7. The design method of a gas-generating arc-extinguishing polymer for a low-voltage circuit breaker according to claim 6, characterized in that, The process involves comprehensively evaluating the gas-generating arc-extinguishing polymer samples based on the macroscopic evaluation parameters collected and in conjunction with the material arc-extinguishing standard requirements, to output evaluation results, including: The macroscopic evaluation parameters for determining whether a polymer sample generates gas to quench arcs must meet the following conditions: Condition 1: The peak pressure of the arc-extinguishing chamber is greater than 0.5 MPa; Condition 2: The temperature of the ablation gas in the arc-extinguishing chamber is below 400℃; Condition 3: The peak value of the arc voltage is greater than 400V; Condition 4: The peak value of the arc current is less than 2kA; Condition 5: Arcing time is less than 40ms; If the gas-generating arc-extinguishing polymer sample meets at least one of conditions one through five, then the gas-generating arc-extinguishing polymer sample is judged to meet the material arc-extinguishing standard requirements; otherwise, the gas-generating arc-extinguishing polymer sample is judged not to meet the material arc-extinguishing standard requirements.
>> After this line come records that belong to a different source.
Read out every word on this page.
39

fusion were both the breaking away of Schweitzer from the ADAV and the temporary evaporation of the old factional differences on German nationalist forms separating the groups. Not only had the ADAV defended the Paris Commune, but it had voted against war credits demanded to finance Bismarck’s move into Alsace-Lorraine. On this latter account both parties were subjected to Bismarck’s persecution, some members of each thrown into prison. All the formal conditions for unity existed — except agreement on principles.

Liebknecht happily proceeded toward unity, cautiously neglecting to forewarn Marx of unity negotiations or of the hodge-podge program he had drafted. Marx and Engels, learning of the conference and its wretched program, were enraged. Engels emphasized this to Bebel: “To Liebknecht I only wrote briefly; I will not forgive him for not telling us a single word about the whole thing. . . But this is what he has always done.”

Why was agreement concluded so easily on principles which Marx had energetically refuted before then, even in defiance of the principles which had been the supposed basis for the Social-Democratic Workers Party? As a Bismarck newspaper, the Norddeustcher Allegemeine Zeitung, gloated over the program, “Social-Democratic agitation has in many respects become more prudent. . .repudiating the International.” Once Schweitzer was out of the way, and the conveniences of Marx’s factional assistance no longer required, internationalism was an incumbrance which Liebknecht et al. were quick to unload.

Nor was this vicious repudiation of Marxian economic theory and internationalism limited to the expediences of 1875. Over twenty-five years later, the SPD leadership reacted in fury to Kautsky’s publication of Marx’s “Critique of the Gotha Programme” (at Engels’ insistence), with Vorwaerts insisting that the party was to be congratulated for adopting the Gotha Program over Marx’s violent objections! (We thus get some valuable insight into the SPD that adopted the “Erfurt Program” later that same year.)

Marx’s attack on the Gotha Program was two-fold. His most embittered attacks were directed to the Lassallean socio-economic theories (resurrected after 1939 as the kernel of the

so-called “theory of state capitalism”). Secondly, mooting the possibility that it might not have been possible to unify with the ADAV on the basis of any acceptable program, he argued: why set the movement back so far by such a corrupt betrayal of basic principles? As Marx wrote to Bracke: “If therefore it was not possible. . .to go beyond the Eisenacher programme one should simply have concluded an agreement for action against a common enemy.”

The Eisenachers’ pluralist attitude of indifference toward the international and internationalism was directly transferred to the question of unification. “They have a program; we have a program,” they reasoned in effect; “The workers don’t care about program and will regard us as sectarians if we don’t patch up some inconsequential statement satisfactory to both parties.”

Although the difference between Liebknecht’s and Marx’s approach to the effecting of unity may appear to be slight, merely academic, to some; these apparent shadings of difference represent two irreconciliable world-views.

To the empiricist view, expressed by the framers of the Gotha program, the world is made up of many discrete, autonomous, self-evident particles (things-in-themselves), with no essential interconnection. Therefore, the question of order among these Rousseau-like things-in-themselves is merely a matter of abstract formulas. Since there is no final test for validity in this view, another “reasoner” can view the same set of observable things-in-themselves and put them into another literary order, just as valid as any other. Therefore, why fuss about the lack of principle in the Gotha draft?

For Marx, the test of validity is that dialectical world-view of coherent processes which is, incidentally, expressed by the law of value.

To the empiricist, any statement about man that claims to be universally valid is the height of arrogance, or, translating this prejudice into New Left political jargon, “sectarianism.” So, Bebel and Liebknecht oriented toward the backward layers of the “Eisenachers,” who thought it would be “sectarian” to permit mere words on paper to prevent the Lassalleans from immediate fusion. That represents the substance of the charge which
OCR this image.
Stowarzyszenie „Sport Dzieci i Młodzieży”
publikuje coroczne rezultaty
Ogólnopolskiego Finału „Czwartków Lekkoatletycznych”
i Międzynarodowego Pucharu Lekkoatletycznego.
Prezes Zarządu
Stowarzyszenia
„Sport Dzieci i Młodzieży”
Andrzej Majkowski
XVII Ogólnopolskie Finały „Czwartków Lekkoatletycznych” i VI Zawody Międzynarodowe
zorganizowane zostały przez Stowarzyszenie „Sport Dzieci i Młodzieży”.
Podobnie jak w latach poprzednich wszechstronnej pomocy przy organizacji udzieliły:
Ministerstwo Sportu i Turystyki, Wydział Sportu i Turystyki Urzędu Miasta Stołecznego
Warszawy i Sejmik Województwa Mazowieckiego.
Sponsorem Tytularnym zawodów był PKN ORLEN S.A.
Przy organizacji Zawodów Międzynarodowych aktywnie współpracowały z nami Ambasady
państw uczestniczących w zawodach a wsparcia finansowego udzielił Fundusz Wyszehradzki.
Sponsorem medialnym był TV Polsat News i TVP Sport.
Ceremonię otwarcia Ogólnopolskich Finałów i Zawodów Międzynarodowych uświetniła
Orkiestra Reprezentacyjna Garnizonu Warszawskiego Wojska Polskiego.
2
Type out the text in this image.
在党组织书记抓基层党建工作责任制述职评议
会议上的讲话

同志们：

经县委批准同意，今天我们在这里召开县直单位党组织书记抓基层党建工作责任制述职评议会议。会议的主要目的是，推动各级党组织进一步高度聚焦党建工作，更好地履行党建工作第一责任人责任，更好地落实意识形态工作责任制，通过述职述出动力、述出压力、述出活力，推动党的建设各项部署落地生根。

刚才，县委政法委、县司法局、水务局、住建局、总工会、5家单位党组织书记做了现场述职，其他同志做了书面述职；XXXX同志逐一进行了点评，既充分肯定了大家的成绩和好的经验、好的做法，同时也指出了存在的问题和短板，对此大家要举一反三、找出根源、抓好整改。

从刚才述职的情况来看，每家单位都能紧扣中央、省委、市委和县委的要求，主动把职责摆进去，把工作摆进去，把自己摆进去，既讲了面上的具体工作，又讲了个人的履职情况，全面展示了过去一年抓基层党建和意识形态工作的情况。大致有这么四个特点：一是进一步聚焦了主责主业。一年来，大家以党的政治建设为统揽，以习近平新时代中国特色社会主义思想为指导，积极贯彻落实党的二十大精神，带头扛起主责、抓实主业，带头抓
8. The design method of a gas-generating arc-extinguishing polymer for a low-voltage circuit breaker according to claim 1, characterized in that, The intermediate performance indicators include gas production efficiency and thermal stability.
9. A gas-generating arc-extinguishing polymer system for a low-voltage circuit breaker, comprising the steps of designing the gas-generating arc-extinguishing polymer for the low-voltage circuit breaker according to any one of claims 1-8, characterized in that, include: The data acquisition module is used to acquire multiple sets of candidate organic additive molecules from a pre-built candidate database; The index prediction module is used to input candidate organic additive molecules into a pre-trained performance prediction model to obtain the prediction results of intermediate performance indices for each group of candidate organic additive molecules. The performance prediction model is used to characterize the mapping relationship between the molecular structure of organic additives and the corresponding intermediate performance indices. The basic model of the performance prediction model is a graph neural network model, which is trained on a dataset containing the molecular structure of organic additives and the corresponding intermediate performance indices. The molecular screening module is used to screen out candidate organic additive molecules that meet the intermediate performance index threshold requirements from the intermediate performance index prediction results based on a preset intermediate performance index threshold, and to use them as candidate organic additive molecules; the candidate organic additive molecules are used to blend with the nylon matrix in a predetermined ratio to prepare the gas-generating arc-extinguishing polymer for the low-voltage circuit breaker.
10. A gas-generating arc-extinguishing polymer product for low-voltage circuit breakers, characterized in that, The polymer for generating arc extinguishing gas in the low-voltage circuit breaker according to any one of claims 1-8 was prepared using the design method.